Kansas mother who led ISIS battalion sentenced to 20 years in prison: 'My mother is a monster'

"My mother is a monster who enjoys torturing children for sexual pleasure," her son wrote to the court.

ByLuke Barr ABCNews logo
Wednesday, November 2, 2022
American woman accused of fighting for ISIS
The Kansas woman charged with leading an all female batallion of ISIS and plotting attack targets in the U.S. appeared in court Tuesday.

A Kansas mother who was convicted of leading an ISIS battalion was sentenced to 20 years in prison on Tuesday.



Allison Fluke-Ekren, 42, pleaded guilty in June to expressing interest in carrying out terrorist attacks in the United States in support of ISIS on six separate occasions between 2014 and 2017, according to court documents unsealed in February.



Note: The video in the player above is from a previous report.



In letters to the court, her family described Fluke-Ekren as a "monster." In court on Tuesday, her adult daughter said her mother forced her to marry an ISIS fighter who raped her when she was only 13.



"My mother is a monster who enjoys torturing children for sexual pleasure. My mother is a monster very skilled in manipulation and controlling her emotions to her advantage," wrote her son, who remains unnamed in court documents filed by the Justice Department last week. "My mother is a monster without love for her children, without an excuse for her actions."



Fluke-Ekren's son, according to court documents, said she physically abused him as a child. Fluke-Ekren trained over 100 women and young girls, some just 10 years old on how to use automatic weapons, grenades and suicide belts, according to the Justice Department.



"Allison Fluke-Ekren brainwashed young girls and trained them to kill," court documents say. "She carved a path of terror, plunging her own children into unfathomable depths of cruelty by physically, psychologically, emotionally, and sexually abusing them. For at least eight years, Fluke-Ekren committed terrorist acts on behalf of three foreign terrorist organizations across war zones in Libya, Iraq, and Syria."



She also urged her daughter to delete messages shared between them to make sure she wasn't caught in Syria where she had taken her children and was evading U.S. law enforcement, according to audio recordings played in court. Her daughter in court documents said she would inflict pain on her children, picking out what each one disliked the most and inflicting that damage upon them, then getting off on the pleasure of doing so, court documents say.

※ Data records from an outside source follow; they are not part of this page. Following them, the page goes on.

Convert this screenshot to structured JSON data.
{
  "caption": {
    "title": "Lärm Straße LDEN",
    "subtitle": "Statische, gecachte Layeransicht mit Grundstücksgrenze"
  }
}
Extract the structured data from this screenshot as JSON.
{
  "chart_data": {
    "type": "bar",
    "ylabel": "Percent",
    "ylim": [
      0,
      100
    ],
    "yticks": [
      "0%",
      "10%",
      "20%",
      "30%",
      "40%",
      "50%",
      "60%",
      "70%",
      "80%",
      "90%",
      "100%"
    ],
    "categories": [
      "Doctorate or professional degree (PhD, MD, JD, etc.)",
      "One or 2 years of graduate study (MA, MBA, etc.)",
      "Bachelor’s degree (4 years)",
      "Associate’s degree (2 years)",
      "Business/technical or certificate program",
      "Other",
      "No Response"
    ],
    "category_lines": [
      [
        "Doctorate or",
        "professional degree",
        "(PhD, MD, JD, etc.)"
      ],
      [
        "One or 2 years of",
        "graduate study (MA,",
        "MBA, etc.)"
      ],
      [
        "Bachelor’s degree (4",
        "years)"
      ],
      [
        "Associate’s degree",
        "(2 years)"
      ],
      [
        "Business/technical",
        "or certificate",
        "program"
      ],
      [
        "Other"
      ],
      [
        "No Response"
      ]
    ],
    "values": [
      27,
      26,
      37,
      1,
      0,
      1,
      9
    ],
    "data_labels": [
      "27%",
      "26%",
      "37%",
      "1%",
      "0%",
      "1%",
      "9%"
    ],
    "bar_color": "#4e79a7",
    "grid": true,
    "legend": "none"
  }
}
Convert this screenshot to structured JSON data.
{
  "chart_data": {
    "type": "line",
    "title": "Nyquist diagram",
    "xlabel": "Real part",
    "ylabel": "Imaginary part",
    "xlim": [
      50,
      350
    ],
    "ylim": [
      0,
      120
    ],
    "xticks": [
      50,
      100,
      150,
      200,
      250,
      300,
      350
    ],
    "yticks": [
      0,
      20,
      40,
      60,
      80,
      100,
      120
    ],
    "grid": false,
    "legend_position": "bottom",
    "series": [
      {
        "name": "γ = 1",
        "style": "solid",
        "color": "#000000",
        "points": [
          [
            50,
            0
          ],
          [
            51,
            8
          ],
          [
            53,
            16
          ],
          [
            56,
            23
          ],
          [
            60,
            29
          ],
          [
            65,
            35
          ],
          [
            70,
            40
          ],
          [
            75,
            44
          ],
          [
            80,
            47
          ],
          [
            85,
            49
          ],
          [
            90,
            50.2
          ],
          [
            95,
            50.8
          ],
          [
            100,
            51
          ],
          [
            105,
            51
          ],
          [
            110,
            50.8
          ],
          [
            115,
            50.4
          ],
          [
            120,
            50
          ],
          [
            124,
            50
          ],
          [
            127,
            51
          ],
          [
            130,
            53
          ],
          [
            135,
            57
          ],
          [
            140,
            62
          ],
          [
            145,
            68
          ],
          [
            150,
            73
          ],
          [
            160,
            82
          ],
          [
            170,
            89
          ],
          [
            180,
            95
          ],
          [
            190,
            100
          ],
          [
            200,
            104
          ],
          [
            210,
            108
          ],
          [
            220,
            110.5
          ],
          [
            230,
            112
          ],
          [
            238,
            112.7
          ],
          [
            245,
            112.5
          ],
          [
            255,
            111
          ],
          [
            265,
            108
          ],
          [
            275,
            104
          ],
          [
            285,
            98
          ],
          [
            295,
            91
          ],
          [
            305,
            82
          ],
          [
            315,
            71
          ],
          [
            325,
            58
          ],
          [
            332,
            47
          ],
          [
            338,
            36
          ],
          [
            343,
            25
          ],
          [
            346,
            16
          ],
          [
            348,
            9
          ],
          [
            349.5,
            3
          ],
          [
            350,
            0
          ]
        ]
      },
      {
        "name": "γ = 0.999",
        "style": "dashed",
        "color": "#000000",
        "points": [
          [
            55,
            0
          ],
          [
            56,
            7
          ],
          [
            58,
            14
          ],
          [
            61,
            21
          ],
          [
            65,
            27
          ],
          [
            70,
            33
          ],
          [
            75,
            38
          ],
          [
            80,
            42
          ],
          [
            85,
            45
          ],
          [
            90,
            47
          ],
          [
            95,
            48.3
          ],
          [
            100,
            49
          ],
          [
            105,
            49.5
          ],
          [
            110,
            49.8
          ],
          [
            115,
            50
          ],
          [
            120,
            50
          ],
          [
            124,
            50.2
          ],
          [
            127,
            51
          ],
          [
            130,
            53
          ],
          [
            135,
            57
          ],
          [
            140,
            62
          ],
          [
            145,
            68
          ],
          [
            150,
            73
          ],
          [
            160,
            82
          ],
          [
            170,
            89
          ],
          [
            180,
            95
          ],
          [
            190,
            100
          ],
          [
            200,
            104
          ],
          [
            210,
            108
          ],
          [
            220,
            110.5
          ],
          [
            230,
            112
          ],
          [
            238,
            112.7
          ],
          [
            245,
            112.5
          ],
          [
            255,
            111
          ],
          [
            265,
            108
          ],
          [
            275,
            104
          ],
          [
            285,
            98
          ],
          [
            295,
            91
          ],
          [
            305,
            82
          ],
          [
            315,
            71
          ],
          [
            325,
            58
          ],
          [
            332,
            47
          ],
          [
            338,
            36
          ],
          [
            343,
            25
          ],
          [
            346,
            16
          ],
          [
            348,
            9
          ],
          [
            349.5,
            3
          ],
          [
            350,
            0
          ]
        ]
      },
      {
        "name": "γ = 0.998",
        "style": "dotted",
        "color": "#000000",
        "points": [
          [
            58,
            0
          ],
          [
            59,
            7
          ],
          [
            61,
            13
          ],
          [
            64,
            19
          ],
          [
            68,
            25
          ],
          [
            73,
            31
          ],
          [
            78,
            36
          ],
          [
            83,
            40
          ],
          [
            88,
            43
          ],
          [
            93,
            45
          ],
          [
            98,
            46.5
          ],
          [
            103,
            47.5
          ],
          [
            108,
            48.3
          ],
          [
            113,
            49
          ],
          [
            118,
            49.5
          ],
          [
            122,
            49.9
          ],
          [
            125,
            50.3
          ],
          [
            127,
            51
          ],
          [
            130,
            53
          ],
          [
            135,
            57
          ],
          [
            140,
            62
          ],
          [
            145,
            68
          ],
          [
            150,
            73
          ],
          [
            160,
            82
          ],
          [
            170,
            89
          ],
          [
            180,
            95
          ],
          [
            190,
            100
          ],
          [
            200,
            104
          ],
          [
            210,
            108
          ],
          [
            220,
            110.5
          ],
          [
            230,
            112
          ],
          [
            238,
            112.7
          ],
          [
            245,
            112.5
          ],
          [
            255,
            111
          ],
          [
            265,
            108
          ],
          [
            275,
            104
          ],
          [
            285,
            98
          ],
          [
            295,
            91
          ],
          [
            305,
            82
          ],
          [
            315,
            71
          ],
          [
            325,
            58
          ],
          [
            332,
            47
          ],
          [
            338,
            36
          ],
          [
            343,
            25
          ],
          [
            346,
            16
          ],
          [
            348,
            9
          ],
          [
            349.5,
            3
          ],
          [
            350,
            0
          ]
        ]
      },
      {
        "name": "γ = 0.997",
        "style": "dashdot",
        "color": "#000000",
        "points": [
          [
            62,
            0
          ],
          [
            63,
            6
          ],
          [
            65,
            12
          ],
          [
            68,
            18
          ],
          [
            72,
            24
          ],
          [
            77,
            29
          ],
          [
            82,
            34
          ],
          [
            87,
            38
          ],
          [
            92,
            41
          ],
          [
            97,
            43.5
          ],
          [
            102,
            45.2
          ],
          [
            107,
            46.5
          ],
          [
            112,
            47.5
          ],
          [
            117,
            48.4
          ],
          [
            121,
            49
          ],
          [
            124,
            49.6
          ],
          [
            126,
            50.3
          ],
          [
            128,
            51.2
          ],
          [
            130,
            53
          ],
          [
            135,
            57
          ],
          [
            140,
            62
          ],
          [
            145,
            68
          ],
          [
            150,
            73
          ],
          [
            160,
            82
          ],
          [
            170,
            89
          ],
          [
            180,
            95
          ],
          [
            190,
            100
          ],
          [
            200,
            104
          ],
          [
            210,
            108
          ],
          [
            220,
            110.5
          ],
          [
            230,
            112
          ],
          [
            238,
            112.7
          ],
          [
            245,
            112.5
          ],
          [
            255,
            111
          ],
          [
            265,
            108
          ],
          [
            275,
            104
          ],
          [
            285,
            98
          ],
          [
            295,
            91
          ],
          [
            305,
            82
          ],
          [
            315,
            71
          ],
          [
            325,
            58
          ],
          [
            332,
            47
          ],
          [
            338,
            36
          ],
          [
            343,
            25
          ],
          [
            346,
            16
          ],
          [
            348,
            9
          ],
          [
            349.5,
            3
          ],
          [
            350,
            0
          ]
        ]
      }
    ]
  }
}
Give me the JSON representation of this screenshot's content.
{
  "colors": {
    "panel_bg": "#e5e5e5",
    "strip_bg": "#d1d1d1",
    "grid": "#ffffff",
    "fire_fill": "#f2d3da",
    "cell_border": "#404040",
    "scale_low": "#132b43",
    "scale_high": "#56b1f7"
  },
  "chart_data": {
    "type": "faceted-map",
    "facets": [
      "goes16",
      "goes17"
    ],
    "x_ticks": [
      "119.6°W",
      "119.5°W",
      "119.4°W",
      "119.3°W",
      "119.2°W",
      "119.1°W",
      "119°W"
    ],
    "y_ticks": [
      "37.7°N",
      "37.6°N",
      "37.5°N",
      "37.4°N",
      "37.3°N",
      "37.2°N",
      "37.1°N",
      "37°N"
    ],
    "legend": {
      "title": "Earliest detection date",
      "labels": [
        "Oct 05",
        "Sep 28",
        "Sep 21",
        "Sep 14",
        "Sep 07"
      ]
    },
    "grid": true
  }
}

Fluke-Ekren was arrested in Syria earlier this year and transferred to U.S. custody, according to the DOJ.



Fluke-Ekren, who also used the name Umm Mohammed al-Amriki, moved to Syria in 2012 and married a "prominent" ISIS leader, court documents said. She can reportedly speak four languages, and the documents alleged she rose up the ranks to command her own all-female battalion.



"Fluke-Ekren's alleged ISIS-related conduct includes, but is not limited to, planning and recruiting operatives for a potential future attack on a college campus inside the United States and serving as the appointed leader and organizer of an ISIS military battalion located in Syria, known as the Khatiba Nusaybah, in order to train women on the use of automatic firing AK-47 assault rifles, grenades, and suicide belts," court documents filed in January said.



Prosecutors say she provided ISIS members with services, which included lodging, translating speeches made by ISIS leaders, teaching extremist ISIS doctrine and training children on the use of weapons and suicide belts.



Justice Department prosecutors said they believe the 20-year sentence is not enough.



"Twenty years in prison is insufficient to fully account for her monstrous acts of terror and the immeasurable damage that she has caused to countless individuals across the globe, including her own children," prosecutors said.



One former friend, who said she last spoke to Fluke-Ekren more than 10 years ago, painted a picture of a woman who was close with her family but then became increasingly radicalized.



"I told people who she was friends with in Kansas, I told them, 'This girl is radicalized,'" said the former friend, who agreed to be identified by her last name, Farouk. Farouk knew Fluke-Ekren when she lived in Kansas and then as a teacher in the Middle East.



She said Fluke-Ekren was a "good mom" and that their children were close, but that living in the Middle East as a teacher during the 2010 unrest of the Arab Spring and ensuing refugee crisis deeply impacted her.